É a partir dela que o acontecimento contemporâneo ganha uma nova dimensão. É
preciso perceber que a aceleração do tempo, na construção do acontecimento,
estabelece uma nova relação entre a informação e o espectador; a cada instante
há uma alternância entre o que é e o quer acaba de deixar de ser, é um
movimento (e a televisão é a técnica do movimento), de construção e destruição
do que esta sendo enunciado na tela da tv.
Este
binômio construção/destruição é o que fundamenta a narrativa jornalística atual
porque sinaliza uma nova dinâmica na interpretação do mundo: nada é retido,
tudo é diluído. Neste sentido a construção e a destruição do acontecimento no
tempo seriam duas faces da mesma moeda da qual a ruína é o seu símbolo.
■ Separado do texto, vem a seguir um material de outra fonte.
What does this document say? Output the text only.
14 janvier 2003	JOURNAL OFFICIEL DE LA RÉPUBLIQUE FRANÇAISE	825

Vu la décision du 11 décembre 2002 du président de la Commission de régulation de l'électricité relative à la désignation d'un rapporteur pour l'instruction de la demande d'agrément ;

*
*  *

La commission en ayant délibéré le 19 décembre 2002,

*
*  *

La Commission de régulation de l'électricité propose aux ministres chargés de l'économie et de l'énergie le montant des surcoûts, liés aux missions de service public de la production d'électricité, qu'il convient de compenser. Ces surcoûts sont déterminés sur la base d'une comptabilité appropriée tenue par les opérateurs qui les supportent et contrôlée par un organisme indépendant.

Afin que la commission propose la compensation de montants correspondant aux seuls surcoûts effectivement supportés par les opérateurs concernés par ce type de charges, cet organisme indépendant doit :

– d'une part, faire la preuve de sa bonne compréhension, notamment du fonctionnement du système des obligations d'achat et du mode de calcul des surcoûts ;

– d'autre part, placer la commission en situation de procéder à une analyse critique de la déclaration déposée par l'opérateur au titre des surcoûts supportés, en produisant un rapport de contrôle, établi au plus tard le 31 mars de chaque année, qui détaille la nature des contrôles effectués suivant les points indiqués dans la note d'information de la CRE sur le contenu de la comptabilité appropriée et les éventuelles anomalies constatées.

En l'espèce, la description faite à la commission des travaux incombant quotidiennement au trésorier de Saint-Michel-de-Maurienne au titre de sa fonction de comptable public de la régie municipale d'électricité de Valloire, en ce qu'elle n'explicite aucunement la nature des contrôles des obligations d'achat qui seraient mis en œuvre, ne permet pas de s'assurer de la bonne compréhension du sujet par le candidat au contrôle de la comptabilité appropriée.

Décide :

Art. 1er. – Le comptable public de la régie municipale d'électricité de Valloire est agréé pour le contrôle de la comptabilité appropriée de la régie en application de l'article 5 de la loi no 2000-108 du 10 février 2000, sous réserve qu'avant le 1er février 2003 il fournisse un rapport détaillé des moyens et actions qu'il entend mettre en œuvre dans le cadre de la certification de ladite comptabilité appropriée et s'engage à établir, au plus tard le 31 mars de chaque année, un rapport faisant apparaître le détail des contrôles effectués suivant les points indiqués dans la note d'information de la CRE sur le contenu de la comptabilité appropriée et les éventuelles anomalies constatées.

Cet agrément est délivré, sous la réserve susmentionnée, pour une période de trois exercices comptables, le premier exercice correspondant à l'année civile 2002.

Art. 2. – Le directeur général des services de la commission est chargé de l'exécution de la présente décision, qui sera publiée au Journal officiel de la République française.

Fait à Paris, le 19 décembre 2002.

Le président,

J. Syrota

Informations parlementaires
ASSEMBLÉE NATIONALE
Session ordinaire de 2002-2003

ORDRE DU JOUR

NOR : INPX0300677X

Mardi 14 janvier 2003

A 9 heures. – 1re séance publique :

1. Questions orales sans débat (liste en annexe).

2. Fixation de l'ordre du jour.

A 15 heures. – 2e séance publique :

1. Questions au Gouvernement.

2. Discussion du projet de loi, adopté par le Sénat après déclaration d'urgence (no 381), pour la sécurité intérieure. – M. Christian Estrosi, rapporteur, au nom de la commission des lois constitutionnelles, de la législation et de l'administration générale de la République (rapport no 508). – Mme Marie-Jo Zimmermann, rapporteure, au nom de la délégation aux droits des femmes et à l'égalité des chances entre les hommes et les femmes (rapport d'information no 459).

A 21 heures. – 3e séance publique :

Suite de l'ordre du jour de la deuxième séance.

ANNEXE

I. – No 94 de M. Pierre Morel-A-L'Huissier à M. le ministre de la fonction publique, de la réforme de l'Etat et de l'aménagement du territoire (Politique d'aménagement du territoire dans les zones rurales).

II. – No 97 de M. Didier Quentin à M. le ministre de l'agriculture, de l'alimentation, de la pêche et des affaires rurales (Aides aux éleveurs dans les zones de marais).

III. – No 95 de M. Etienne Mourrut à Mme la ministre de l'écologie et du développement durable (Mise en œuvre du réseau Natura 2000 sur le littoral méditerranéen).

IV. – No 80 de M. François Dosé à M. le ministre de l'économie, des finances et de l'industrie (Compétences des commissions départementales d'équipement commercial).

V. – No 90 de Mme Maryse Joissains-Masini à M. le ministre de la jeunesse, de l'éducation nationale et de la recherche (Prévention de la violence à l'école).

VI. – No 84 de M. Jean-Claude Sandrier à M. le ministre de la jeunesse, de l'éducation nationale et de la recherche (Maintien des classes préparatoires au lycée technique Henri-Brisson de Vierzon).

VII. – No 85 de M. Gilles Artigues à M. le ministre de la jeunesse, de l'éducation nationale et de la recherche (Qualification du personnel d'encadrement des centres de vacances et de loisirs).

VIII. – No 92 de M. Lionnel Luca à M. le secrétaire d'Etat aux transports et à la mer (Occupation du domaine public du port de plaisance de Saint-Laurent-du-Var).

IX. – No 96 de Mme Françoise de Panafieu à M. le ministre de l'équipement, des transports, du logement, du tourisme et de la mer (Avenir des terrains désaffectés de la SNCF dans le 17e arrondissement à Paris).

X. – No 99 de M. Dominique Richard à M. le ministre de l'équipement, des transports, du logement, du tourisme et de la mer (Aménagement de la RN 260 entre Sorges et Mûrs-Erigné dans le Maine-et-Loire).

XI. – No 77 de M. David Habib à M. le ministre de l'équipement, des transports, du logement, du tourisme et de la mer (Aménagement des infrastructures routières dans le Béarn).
A ruína seria fundadora de uma narrativa jornalística que num primeiro momento
pareceria estar fundamentada não no acontecimento em si, mas nos seus
indicativos (aquilo que dá indícios do que aconteceu), o que estamos dizendo é
que a narrativa no jornalismo contemporâneo apesar de ser constituída no tempo
real seria construída não no tempo presente, mas num tempo que exatamente por
sua instantâneidade, torna-se passado: um passado recente. A narrativa
jornalística reconstitui a cena, tal qual a cena de um crime que é
reconstituída a partir de seus indícios. Para Benjamin escavar é recordar e o
jornalismo atual faz isto.
O
jornalismo se situa numa tensão entre o mundo e o tempo e faz com que os
acontecimentos ganhem sentido pela sua apropriação e interpretação, a ele é
dada a autoridade de formar opiniões criando uma representação do mundo6. Qual
representação de mundo o jornalismo é capaz de construir, se o mundo não se
deixa mais apreender?
Ainda
sobre a questão do tempo queremos ressaltar que a analise do seqüestro do
ônibus 174 será tratada por nós no limiar dos tempos real e fictício. O
seqüestrador faz com que o lugar da cena seja o espaço da representação, do
espetáculo, da simulação. Daniel Dayan7 lembra que o fictício trabalha com a
crença coletiva, Sandro parece que sabe disso: em determinado momento ele finge
que mata e uma das reféns finge que morre diante da lente da câmera. Ele
constrói uma cena que poderia ser inserida em qualquer filme violento de
ficção. A produção do fictício é também enfatizada pelo uso de efeitos
especiais (repetição das imagens, slow motion, fusão, etc). O tempo real
rompe com este tempo ficcional quando o seqüestrador mata e morre. Há uma
ruptura no tempo ficcional até então determinante nas ações do seqüestrador ,
esta ruptura é provocada por uma ação externa : o policial atira. A professora
Geysa morre.
Para
o historiador Pierre Vilar a história não seria um produto do tempo, mas ao
contrário, o tempo seria um produto da história, ou seja, as relações sociais
no seio das estruturas criariam apropriações diferenciadas do tempo8. Na nossa
pesquisa fica evidente que o tempo foi percebido e vivenciado de maneira
diferente tanto pelo seqüestrador, quanto pela polícia e pelo espectador.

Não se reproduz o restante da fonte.